Do you think it would be worth it for mixed type matmul to convert arguments before multiplying? I think that should speed things up a lot (with some memory downsides). The other big thing the fallback needs is better cache aware looping.
No, I would not convert. First, integers have specific overflow semantics in Julia different from float, so I am not sure what is intended and what isn’t.
Second (and more importantly), you really have to go out of your way to get a matrix with a non-concrete element type when writing idiomatic code, so I am not sure it is a common use case. I would leave it up to the user to promote if that is needed.
So Int is about 3.5x slower than Float for me, while it is 5.3x slower for you.

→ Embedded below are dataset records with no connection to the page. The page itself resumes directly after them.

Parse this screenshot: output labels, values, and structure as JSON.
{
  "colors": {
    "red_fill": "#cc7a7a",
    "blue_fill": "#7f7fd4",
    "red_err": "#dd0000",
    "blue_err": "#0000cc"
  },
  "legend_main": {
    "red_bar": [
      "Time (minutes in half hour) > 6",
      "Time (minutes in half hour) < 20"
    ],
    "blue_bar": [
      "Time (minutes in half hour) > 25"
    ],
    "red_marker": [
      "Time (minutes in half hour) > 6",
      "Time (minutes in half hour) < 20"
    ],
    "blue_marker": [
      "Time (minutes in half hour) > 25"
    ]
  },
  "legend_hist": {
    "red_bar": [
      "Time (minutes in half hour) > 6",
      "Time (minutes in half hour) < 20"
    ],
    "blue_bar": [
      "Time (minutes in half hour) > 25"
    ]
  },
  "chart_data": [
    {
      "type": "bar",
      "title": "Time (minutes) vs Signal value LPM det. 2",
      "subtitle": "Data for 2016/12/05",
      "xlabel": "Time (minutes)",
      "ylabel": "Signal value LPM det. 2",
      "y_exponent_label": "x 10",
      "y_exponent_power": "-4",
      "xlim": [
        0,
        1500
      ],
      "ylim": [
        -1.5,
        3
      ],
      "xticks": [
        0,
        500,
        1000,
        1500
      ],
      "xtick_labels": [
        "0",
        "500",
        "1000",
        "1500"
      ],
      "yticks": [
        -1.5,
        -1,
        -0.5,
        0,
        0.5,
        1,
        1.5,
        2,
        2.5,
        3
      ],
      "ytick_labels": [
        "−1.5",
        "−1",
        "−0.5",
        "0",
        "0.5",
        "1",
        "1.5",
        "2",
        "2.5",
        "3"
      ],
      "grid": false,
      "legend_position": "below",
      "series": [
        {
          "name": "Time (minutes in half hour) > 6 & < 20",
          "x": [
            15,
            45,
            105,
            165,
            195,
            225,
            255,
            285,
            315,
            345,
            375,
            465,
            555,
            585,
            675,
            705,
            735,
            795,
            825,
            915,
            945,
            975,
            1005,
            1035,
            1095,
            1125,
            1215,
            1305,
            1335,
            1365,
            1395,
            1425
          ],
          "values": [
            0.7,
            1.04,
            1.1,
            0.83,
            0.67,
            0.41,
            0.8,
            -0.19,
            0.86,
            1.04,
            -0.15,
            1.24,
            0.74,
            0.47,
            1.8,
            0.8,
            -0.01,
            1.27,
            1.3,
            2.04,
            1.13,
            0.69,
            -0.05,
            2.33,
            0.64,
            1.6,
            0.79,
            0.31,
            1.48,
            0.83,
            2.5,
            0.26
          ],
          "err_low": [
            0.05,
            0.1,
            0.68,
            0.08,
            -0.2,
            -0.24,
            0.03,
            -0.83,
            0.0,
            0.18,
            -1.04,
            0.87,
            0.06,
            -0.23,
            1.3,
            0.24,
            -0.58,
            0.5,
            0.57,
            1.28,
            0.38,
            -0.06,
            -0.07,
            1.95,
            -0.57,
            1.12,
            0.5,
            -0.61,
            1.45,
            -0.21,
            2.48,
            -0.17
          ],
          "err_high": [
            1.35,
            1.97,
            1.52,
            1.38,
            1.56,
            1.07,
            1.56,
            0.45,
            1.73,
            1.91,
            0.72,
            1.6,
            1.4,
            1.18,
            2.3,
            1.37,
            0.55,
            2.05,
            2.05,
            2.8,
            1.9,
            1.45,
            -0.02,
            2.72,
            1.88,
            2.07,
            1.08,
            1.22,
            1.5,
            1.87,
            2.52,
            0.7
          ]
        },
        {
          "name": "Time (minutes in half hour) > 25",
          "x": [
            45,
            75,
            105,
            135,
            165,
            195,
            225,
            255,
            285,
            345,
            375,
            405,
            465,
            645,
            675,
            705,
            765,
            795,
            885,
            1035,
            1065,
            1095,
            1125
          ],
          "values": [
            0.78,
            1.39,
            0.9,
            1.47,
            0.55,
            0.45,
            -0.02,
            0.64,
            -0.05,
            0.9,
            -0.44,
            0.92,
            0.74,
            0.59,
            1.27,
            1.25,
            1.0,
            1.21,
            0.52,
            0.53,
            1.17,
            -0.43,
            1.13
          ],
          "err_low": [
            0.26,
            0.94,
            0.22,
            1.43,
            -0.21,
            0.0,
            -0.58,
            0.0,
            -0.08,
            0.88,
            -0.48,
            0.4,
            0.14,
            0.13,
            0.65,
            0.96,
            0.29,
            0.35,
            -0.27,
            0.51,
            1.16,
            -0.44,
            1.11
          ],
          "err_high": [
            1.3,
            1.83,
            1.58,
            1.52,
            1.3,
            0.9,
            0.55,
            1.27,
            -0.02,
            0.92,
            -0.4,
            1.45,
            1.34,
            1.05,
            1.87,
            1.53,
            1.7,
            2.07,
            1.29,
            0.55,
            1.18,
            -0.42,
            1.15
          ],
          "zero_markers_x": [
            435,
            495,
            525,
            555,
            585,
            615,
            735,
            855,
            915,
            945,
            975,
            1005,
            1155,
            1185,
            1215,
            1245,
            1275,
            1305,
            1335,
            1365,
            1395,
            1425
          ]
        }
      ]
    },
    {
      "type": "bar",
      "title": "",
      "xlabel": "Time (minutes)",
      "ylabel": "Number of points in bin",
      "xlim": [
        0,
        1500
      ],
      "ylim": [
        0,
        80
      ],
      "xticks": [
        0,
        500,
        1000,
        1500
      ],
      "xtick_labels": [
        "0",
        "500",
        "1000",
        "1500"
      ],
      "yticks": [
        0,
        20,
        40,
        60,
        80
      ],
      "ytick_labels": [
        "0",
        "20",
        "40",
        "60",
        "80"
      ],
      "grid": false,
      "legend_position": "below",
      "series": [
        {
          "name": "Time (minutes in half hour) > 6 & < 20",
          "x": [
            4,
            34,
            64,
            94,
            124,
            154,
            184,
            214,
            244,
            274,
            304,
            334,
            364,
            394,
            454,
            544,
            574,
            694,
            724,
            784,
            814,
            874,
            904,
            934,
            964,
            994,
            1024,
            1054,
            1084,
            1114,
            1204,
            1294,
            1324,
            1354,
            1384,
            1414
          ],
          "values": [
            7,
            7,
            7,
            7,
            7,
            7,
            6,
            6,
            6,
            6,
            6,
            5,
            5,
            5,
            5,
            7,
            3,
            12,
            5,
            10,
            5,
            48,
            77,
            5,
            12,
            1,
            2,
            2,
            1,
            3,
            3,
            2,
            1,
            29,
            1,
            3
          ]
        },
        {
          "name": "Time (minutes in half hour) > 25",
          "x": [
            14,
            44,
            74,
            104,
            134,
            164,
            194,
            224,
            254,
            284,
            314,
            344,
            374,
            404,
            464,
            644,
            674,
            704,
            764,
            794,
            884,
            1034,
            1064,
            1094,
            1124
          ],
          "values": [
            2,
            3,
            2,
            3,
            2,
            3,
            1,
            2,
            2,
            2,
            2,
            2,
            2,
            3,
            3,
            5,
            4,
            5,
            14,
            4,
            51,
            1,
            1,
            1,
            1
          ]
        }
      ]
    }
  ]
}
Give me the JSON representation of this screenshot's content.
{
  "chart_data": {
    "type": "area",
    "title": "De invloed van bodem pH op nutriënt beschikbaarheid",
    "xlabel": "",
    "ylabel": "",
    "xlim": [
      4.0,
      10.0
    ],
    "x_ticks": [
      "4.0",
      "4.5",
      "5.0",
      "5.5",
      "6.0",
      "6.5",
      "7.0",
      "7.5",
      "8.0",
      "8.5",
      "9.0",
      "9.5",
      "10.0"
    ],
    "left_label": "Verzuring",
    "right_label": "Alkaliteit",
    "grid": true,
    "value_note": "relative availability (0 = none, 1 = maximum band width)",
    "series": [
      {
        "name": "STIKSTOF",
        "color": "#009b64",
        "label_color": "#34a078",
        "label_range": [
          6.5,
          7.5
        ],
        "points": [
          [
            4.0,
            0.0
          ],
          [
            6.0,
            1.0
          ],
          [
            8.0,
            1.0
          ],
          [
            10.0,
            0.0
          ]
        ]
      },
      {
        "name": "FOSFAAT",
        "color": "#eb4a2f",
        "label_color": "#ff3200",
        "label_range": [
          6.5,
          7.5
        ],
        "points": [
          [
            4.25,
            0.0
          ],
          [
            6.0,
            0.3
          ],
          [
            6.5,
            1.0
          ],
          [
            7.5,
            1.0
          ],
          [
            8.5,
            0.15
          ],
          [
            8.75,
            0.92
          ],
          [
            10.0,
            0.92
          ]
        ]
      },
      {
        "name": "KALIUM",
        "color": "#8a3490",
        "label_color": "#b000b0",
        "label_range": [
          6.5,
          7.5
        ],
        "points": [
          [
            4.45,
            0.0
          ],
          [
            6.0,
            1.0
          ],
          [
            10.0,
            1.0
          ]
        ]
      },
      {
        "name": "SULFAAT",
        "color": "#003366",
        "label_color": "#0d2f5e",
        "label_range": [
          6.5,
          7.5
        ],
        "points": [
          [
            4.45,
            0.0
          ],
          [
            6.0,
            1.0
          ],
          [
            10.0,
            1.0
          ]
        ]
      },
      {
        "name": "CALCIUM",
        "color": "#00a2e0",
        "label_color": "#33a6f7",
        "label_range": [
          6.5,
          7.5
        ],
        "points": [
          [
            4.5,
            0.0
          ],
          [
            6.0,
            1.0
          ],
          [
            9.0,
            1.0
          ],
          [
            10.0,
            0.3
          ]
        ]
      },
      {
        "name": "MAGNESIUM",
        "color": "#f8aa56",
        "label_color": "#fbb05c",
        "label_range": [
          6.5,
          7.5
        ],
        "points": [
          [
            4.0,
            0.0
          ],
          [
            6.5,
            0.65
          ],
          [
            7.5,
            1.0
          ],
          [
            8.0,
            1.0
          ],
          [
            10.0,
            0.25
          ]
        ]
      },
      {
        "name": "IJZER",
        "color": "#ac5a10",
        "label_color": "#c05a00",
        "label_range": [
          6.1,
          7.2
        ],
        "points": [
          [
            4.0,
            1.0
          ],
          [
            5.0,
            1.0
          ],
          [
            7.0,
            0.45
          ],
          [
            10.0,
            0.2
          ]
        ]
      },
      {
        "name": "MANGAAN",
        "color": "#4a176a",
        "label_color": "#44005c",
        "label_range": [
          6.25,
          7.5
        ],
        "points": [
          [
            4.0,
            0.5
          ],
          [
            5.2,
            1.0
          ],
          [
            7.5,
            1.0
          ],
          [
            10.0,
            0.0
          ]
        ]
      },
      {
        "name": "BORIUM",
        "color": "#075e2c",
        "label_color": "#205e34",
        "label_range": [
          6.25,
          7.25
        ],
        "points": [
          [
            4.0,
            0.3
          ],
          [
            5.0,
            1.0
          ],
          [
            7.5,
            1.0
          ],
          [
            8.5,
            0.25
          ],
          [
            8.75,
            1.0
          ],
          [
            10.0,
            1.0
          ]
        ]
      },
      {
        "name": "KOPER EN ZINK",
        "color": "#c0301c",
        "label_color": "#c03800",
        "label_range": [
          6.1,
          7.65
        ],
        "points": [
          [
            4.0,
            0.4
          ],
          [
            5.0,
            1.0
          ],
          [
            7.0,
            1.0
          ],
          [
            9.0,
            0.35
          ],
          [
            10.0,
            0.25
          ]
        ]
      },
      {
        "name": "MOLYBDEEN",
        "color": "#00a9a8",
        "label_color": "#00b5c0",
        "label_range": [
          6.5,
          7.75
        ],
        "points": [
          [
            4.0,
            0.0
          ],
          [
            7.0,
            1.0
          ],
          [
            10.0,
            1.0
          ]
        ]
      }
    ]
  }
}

With integers, it uses the vpmullq instruction for integer multiplication. But this instruction appears to be slow, with a reciprocal throughput of around 1.5-3, while the vpaddq instruction is around 0.33 or 0.5.
The floating point versions use fused multiply-add instructions to combine both the multiplication and addition, and have a reciprical throughput of about 0.5.
You can think of “reciprical throughput” as how many clock cycles it takes per completed instruction if a core is executing many simultaneously. It generally takes many more clock cycles to complete any given instruction (e.g., 4 for the fma instructions), but a core can work on many simultaneously, thus the rate at which they’re completed can be much faster.
Realize that implementing a highly optimized matrix–matrix multiplication is nontrivial. Optimized BLAS libraries typically involve tens of thousands of lines of code and painstaking performance tuning. While there is no theoretical reason why this cannot be replicated in Julia, it is a huge undertaking.
Thanks, interesting. And the reason for this difference in the first place, perhaps that there’s just more demand for vectorised floating point stuff, which justifies spending a lot of silicon on it?